In 1940 the Australian Government decided to channel news footage to the public through the existing newsreel companies, Cinesound and Movietone. In the same year Cinesound abandoned feature production for the duration of the war.[24] By this stage it was estimated Cinesound films had earned ₤400,000 at the box office.[25]
In 1942 Cinesound provided the operational base for the film unit of the US Signal Corps to prepare newsreels for viewing to American troops in the South West Pacific theatre of the war.
In 1946 arrangements were made with the commercial film distribution companies to distribute selected Commonwealth Film Unit productions in Australian cinemas on a commercial basis. Similar arrangements existed for the release of general sponsored documentaries produced by Movietone and Cinesound.
Other Australian producers were almost totally deprived of access to commercial cinema screens.

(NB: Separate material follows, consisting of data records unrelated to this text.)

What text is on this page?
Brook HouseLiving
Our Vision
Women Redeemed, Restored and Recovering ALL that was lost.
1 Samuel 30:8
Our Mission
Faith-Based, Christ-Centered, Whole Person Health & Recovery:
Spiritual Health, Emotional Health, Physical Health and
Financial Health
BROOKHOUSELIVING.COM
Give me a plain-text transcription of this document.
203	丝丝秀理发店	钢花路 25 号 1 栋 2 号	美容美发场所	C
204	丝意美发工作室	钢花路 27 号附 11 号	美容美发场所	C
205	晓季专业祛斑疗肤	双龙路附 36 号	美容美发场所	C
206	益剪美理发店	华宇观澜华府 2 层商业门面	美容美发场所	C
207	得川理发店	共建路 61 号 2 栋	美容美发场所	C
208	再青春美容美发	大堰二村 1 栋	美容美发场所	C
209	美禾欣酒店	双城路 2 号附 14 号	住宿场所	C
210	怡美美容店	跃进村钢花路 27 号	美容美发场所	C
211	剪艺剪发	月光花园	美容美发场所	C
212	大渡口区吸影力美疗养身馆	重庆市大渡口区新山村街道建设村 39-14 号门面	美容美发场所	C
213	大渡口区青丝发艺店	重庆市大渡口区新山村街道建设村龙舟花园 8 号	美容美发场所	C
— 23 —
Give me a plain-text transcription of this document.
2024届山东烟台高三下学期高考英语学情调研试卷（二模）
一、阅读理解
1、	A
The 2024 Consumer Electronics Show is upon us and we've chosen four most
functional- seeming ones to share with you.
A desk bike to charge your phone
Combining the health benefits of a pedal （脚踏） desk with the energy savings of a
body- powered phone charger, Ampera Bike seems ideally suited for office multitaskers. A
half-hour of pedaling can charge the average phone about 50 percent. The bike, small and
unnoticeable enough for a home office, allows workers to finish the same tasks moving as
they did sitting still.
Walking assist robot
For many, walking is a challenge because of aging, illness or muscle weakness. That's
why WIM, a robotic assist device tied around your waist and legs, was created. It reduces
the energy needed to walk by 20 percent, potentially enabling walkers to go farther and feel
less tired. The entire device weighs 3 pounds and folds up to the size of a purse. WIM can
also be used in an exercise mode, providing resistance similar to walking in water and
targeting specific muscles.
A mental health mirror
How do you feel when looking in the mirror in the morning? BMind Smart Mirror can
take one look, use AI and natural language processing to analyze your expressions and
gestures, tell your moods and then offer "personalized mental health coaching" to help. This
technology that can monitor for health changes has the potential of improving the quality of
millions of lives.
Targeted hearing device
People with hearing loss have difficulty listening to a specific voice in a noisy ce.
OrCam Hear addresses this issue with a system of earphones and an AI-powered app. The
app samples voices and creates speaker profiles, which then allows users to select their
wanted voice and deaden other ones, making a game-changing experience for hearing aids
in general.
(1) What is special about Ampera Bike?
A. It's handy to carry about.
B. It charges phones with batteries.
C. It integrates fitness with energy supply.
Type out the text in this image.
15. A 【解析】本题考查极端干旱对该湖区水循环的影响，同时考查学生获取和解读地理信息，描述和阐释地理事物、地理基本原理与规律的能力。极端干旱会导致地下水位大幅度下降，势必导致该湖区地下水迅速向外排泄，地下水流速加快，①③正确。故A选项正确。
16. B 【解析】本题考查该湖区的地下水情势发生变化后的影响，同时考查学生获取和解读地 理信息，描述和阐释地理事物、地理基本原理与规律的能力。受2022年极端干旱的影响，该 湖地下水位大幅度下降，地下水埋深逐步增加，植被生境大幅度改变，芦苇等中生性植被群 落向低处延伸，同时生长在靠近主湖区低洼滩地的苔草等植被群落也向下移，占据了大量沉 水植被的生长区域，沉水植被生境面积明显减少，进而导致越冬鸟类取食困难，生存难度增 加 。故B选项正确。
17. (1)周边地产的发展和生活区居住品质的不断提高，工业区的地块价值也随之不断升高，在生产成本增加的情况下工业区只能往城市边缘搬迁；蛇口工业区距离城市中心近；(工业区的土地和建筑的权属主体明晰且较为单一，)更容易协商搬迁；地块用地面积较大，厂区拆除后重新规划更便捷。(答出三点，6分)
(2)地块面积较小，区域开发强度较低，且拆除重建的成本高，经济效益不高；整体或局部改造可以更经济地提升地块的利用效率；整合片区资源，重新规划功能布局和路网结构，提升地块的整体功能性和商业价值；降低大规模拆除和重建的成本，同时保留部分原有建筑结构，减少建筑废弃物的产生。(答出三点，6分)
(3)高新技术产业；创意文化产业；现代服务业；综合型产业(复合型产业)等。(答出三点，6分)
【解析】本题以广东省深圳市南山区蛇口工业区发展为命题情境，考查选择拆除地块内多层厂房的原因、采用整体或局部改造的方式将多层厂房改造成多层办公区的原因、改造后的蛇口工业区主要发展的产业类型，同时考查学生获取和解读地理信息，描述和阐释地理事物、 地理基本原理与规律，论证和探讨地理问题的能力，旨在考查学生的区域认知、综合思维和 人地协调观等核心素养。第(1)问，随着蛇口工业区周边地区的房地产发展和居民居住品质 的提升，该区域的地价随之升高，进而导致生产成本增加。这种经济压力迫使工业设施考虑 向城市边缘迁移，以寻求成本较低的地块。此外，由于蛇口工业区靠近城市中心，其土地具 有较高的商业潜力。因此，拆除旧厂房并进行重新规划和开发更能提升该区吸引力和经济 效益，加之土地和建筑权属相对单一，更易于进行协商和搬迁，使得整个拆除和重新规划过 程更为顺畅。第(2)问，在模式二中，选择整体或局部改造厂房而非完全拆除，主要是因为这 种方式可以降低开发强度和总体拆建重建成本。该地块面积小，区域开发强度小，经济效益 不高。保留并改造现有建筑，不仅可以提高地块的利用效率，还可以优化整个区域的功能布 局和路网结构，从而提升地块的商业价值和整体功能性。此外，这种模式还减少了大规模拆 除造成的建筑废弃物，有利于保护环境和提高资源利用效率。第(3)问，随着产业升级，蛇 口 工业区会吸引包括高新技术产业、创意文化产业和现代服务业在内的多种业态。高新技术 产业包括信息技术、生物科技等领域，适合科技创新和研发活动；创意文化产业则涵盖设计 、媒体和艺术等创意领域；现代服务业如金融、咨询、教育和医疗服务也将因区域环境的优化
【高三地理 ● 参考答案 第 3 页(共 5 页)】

Despite the success of Ken G Hall's last feature, Smithy, which was backed by Columbia Pictures as a means of repatriating frozen currency held in Australia due to wartime restrictions, Greater Union Theatres decided not to resume post-war production through Cinesound.
Various films were announced for production by Cinesound that were not made, including:
Of all these an adaptation of Robbery Under Arms was the most frequently discussed - Ken G. Hall later described it as "the film I wanted to make more than any other".[36] Film rights were bought from Raymond Longford and a script prepared with the movie meant to go into production in winter 1934 after making Cinesound Varieties, but it was originally postponed because of a desire to make the film in summer time.[37] Plans to make the film the next year were held up because Cinesound were unsure whether the ban against bushranging films still applied.[38] The project was consistently announced until Cinesound's withdrawl from feature film production in 1940. After the war Hall tried to produce the film independently but was unable to secure the necessary funds.